DEV Community

Cover image for Using the Snyk API with Python
Gareth Rushgrove
Gareth Rushgrove

Posted on

Using the Snyk API with Python

Shortly after I started at Snyk last year, I started experimenting with the Snyk API. I picked Python for those experiments, and ended up writing a nice client library, called pysnyk. I'm now going to try experiment by writing a series of posts about it. My intent is for these posts to be a mix of how-to and behind the scenes conversations. Snyk customers can do some interesting things with the API, and more generally API client design decisions are an interesting topic.

Let's start about with a very basic introduction:

Installation

Assuming you're already a Snyk customer and have the CLI installed, you can grab your token locally using:

snyk config get api

You can also find the token in the settings page in Snyk if you prefer.

pysnyk is available on PyPi, so installation is as simple as:

pip install pysnyk

If you're using other tools like Pipenv or Poetry then you can install in a similar way.

Instantiating the client

Most of the time you'll start by grabbing a SnykClient:

import snyk
client = snyk.SnykClient("<your-api-token>")

You can choose to inject the token however you choose, but I typically use an environment variable called SNYK_TOKEN which also works with the CLI and Snyk Docker images. In the simple case (without error checking):

import os
import snyk
token = os.environ["SNYK_TOKEN"]
client = snyk.SnykClient(token)

Managers

SnykClient has a small number of methods as most operations in Snyk require a Snyk Organization as context. For that we can grab one via the organizations manager.

>>> client.organizations
>>> <snyk.managers.OrganizationManager object at 0x1052d6e50>
>>> client.organizations.all()
>>> [Organization(name='Some Org', id='5fb978a0-aaas-bbbb-8af6-8888cccc8888', group=OrganizationGroup(name='Some Group', id='e9e44bd0-ddddd-44f3-eeeee-1111gggg2222')]

The manager here is a pattern used throughout the client. It's inspired by things like the Django QuerySet and provides a consistent Python API for accessing and manipulating the various objects returned by the Snyk API.

Hello world

To round out this first post, let's see a very simple example of using pysnyk.
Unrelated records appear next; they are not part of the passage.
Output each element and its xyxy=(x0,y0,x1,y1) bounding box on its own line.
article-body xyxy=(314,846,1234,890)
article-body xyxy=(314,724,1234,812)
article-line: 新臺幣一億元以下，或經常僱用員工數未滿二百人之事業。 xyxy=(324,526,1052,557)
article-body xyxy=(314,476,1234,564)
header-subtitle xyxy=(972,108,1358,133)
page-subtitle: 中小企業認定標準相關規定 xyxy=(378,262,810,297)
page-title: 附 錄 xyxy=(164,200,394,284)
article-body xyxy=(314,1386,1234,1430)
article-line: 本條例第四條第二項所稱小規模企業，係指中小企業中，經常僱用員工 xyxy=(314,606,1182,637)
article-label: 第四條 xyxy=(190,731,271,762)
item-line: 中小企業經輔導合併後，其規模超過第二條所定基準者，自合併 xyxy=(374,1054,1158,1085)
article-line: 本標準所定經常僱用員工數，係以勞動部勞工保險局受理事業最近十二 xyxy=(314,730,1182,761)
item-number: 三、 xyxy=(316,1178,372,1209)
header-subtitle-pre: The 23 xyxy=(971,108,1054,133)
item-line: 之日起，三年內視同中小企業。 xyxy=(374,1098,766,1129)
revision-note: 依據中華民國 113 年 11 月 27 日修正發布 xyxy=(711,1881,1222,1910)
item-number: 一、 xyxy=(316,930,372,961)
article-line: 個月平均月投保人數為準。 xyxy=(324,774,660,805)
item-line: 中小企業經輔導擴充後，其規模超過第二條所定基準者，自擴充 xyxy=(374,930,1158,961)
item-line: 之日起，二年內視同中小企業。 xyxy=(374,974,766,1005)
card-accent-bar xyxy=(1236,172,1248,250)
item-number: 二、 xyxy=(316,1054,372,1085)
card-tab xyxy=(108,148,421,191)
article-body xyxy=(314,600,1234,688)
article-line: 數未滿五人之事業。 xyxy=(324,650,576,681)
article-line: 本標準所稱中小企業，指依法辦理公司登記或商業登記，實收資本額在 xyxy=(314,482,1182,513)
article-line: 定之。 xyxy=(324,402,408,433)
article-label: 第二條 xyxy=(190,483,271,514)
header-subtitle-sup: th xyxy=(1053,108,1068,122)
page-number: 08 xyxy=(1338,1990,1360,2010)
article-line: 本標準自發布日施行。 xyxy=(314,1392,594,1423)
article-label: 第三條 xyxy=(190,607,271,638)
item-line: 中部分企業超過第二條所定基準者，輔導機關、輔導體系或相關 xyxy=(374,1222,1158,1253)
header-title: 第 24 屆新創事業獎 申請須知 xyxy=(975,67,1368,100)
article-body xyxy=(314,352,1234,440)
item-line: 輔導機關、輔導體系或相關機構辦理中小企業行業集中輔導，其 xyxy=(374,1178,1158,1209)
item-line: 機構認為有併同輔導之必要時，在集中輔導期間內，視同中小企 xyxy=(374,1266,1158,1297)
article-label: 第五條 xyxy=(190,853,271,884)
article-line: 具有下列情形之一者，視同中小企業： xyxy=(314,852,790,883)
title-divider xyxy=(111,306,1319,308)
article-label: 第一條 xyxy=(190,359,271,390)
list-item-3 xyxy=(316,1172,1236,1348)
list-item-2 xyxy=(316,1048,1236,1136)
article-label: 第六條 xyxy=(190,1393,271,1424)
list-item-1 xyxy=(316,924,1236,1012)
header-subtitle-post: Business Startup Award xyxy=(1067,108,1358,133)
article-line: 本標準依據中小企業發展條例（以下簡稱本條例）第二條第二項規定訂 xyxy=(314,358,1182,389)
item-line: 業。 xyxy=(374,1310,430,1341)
We'll create a script to loop over all of the organizations you have access to and print out the number of projects in each of them.

import os
import snyk

token = os.environ["SNYK_TOKEN"]
client = snyk.SnykClient(token)

for org in client.organizations.all():
    projects = org.projects.all()
    print(f"{org.name} has {len(projects)} projects")

When run, this should output something like:

Some Org has 8 projects
Some Other Org has 3 projects

We've just scratched the surface with this simple example. The Snyk API covers quite a bit of ground and the Python client covers the majority of the API. In future posts we'll hopefully delve into more examples, but in the meantime the above should get you started.